Utakata rolled his visible eye. That just about served as an answer.
"I might have, if he'd been sober while propositioning me," Yugito elaborated slowly, checking her nails before buffing them against her "borrowed" shirt. I wasn't sure why she bothered, since her tendency to grow them out at will meant that they somehow ended up flawless at the end of the day. "But not like that."
Several of the less-hungover pirates choked on their coffee as the dots connected themselves. As she heard the reactions, Yugito made a face that resembled the figurative cat that swallowed the canary. She'd loosened up to the point where she was playing elaborate pranks on people, which could only be a good thing. At least until someone got clawed.
"Smug as hell, aren't you?" My voice was dry, but Yugito could read my tone well enough by this point that her smile remained unaffected. I reached out to point a finger at her plate, which was adorned with salmon spread on toast. "Did he promise you the first shot at the tuna?"
"I'm not going to hold a man to agreements made while drunk," Yugito replied. Under my and Utakata's stares, she relented after a brief battle of wills. She curled her fingers underneath her chin and smiled lazily. "...But yes, he did."
"Called it," I muttered. "Sheesh, they're definitely trying to recruit you."
"And I'm enjoying playing hard to get," Yugito said.
A distant voice shouted, "I knew it!" When all three of us jinchūriki tried to spot the culprit, no one admitted to it, or to any of their friends doing so.
"Kei-sensei," Naruto said, piping up from next to my elbow. He hadn't been there before, so his stealth training must have finally roused from its deep slumber. Pirates were a little too easy to get around. Naruto just latched onto me like a limpet and asked, "Who really won that drinking contest?"
"I told you, we fell asleep first," I said, unperturbed by the deaths of a dozen running bets.

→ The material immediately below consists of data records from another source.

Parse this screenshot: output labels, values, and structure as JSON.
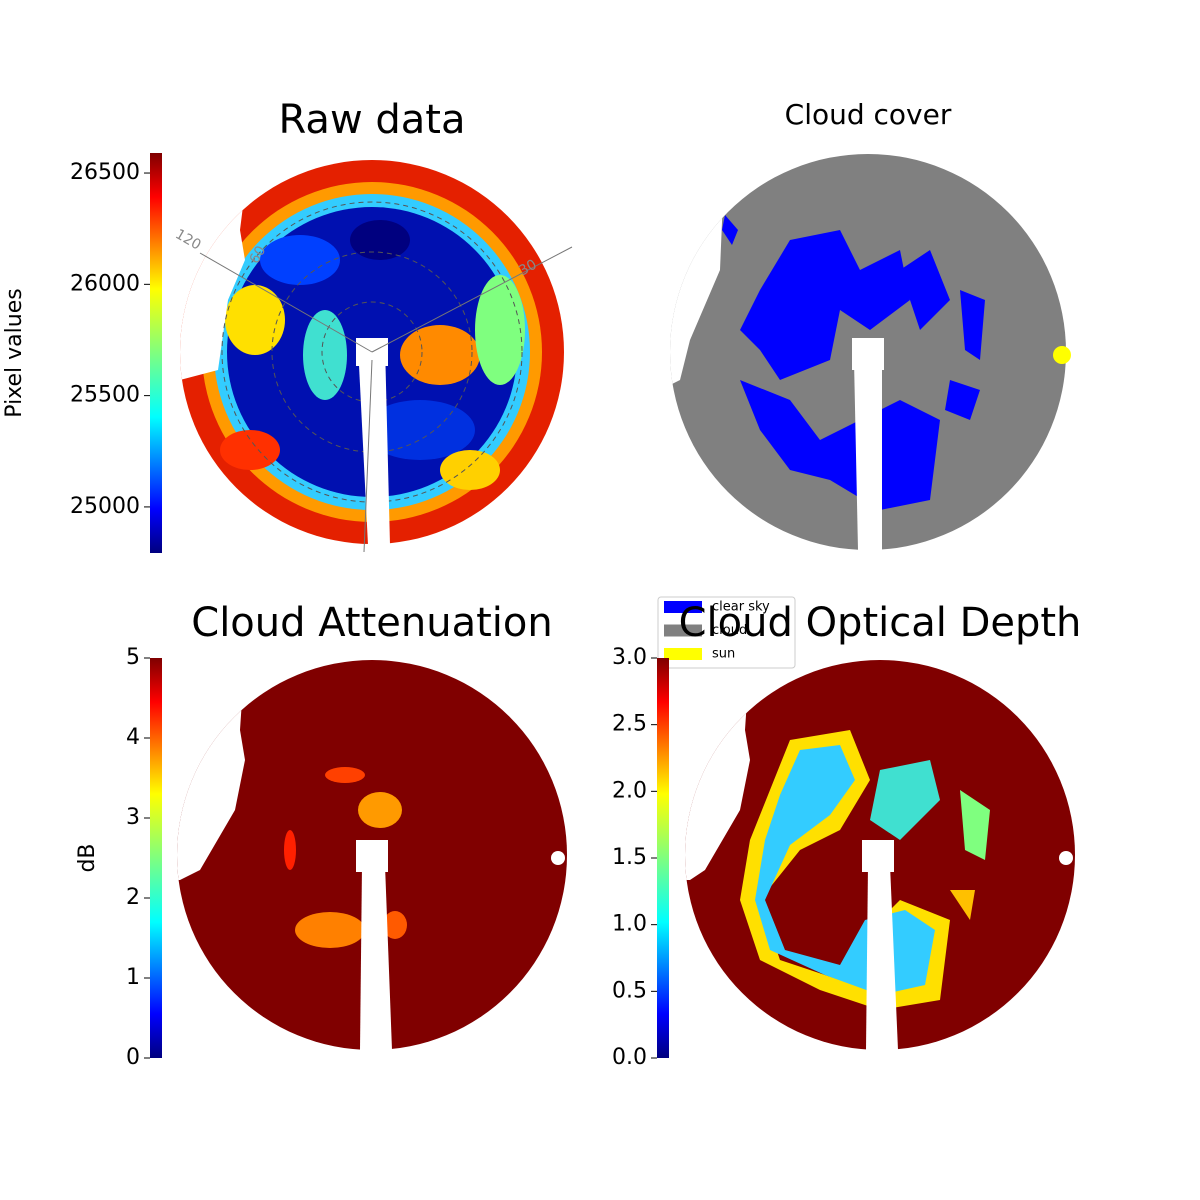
{
  "chart_data": [
    {
      "type": "heatmap-image",
      "title": "Raw data",
      "colorbar": {
        "label": "Pixel values",
        "lim": [
          24793,
          26590
        ],
        "ticks": [
          25000,
          25500,
          26000,
          26500
        ]
      },
      "polar_labels": [
        "120",
        "60",
        "30"
      ]
    },
    {
      "type": "classification",
      "title": "Cloud cover",
      "legend": [
        {
          "name": "clear sky",
          "color": "#0000ff"
        },
        {
          "name": "cloud",
          "color": "#808080"
        },
        {
          "name": "sun",
          "color": "#ffff00"
        }
      ]
    },
    {
      "type": "heatmap-image",
      "title": "Cloud Attenuation",
      "colorbar": {
        "label": "dB",
        "lim": [
          0,
          5
        ],
        "ticks": [
          0,
          1,
          2,
          3,
          4,
          5
        ]
      }
    },
    {
      "type": "heatmap-image",
      "title": "Cloud Optical Depth",
      "colorbar": {
        "lim": [
          0,
          3
        ],
        "ticks": [
          {
            "value": 0,
            "label": "0.0"
          },
          {
            "value": 0.5,
            "label": "0.5"
          },
          {
            "value": 1,
            "label": "1.0"
          },
          {
            "value": 1.5,
            "label": "1.5"
          },
          {
            "value": 2,
            "label": "2.0"
          },
          {
            "value": 2.5,
            "label": "2.5"
          },
          {
            "value": 3,
            "label": "3.0"
          }
        ]
      }
    }
  ]
}
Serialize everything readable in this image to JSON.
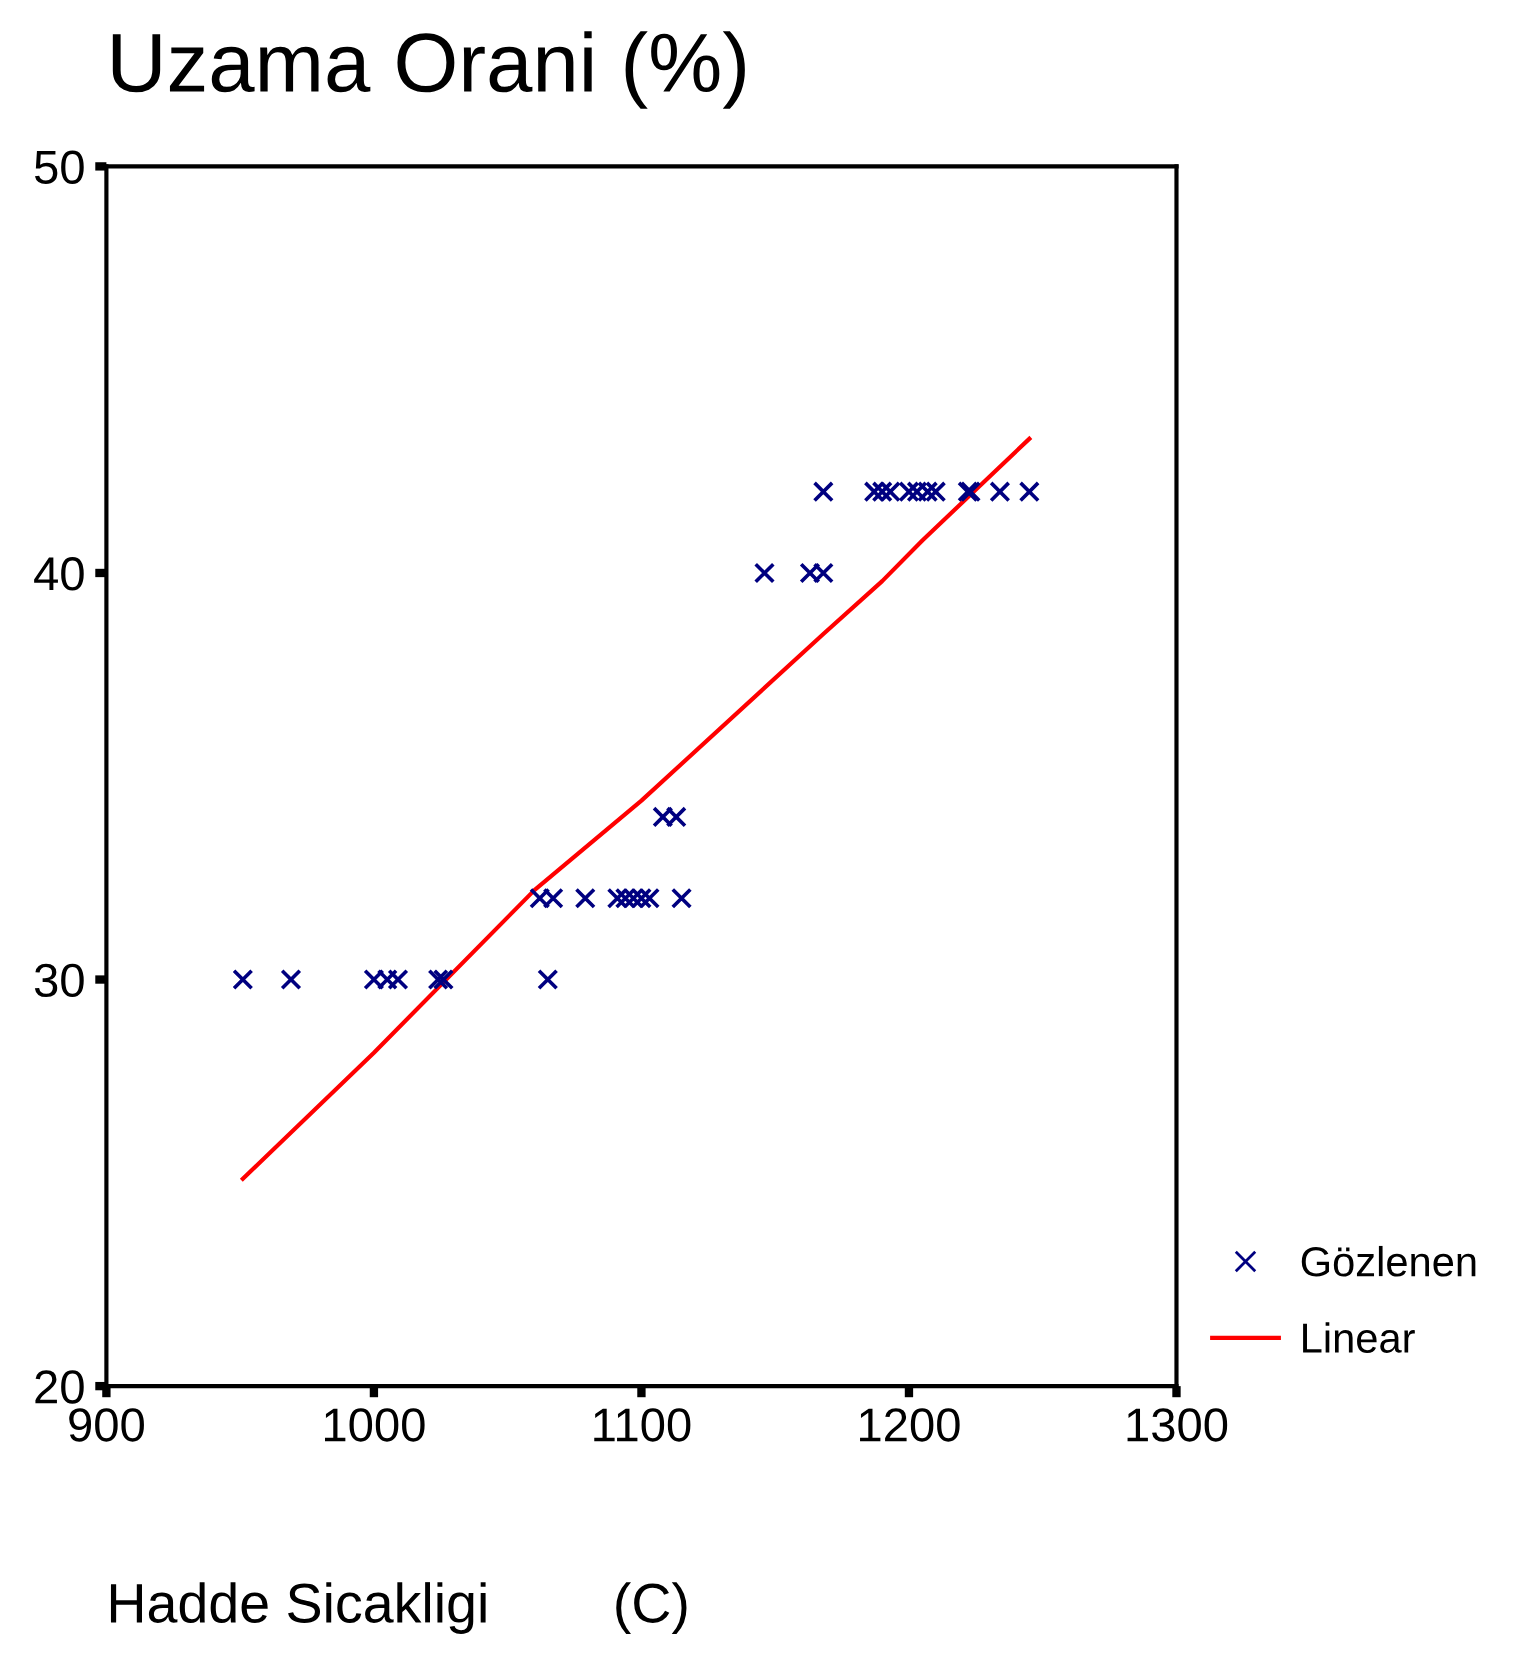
{
  "chart_data": {
    "type": "scatter",
    "title": "Uzama Orani (%)",
    "xlabel": "Hadde Sicakligi        (C)",
    "xlim": [
      900,
      1300
    ],
    "xticks": [
      900,
      1000,
      1100,
      1200,
      1300
    ],
    "ylim": [
      20,
      50
    ],
    "yticks": [
      20,
      30,
      40,
      50
    ],
    "grid": false,
    "legend": "bottom right",
    "series": [
      {
        "name": "Gözlenen",
        "type": "scatter",
        "marker": "cross",
        "color": "#000080",
        "x": [
          951,
          969,
          1000,
          1005,
          1009,
          1024,
          1026,
          1065,
          1062,
          1067,
          1079,
          1091,
          1094,
          1097,
          1100,
          1103,
          1115,
          1108,
          1113,
          1146,
          1163,
          1168,
          1168,
          1187,
          1190,
          1193,
          1200,
          1203,
          1207,
          1210,
          1222,
          1223,
          1234,
          1245
        ],
        "values": [
          30,
          30,
          30,
          30,
          30,
          30,
          30,
          30,
          32,
          32,
          32,
          32,
          32,
          32,
          32,
          32,
          32,
          34,
          34,
          40,
          40,
          40,
          42,
          42,
          42,
          42,
          42,
          42,
          42,
          42,
          42,
          42,
          42,
          42
        ]
      },
      {
        "name": "Linear",
        "type": "line",
        "marker": "none",
        "line_style": "solid",
        "color": "#ff0000",
        "x": [
          951,
          1000,
          1060,
          1100,
          1168,
          1190,
          1205,
          1245
        ],
        "values": [
          25.1,
          28.2,
          32.2,
          34.4,
          38.5,
          39.8,
          40.8,
          43.3
        ]
      }
    ]
  }
}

"Bo-riiiing," Naruto sing-songed. "Really, though, who won?"
I sighed, then beckoned Naruto closer. I whispered the answer in his ear, to the obvious curiosity of the pirates. And the information Naruto heard prompted a mischievous grin.
He ran off to join his friends at breakfast with a cackle shaking his whole body. He bounced off Fū before they put their heads together almost simultaneously, plotting. If Gaara and Luffy got dragged into it, with Usopp and Chopper as collateral… Oh well.
"It'll be all around the ship in two hours," Utakata commented, shaking his head slowly.
"It should be fun," Yugito said, raising a glass of milk in a clear demand for a toast. "Kanpai?"
"What the hell," I said, and clinked my mug of coffee against it.
After a second's thought, Utakata added his tea cup.
AN: I was gonna include a bit about the Marines here, but This-Chapter-Is-Too-Long-Already-itis won out. Guess we'll need to wait a while to see what they're up to (but hopefully not as long as the gap between these last two chapters was).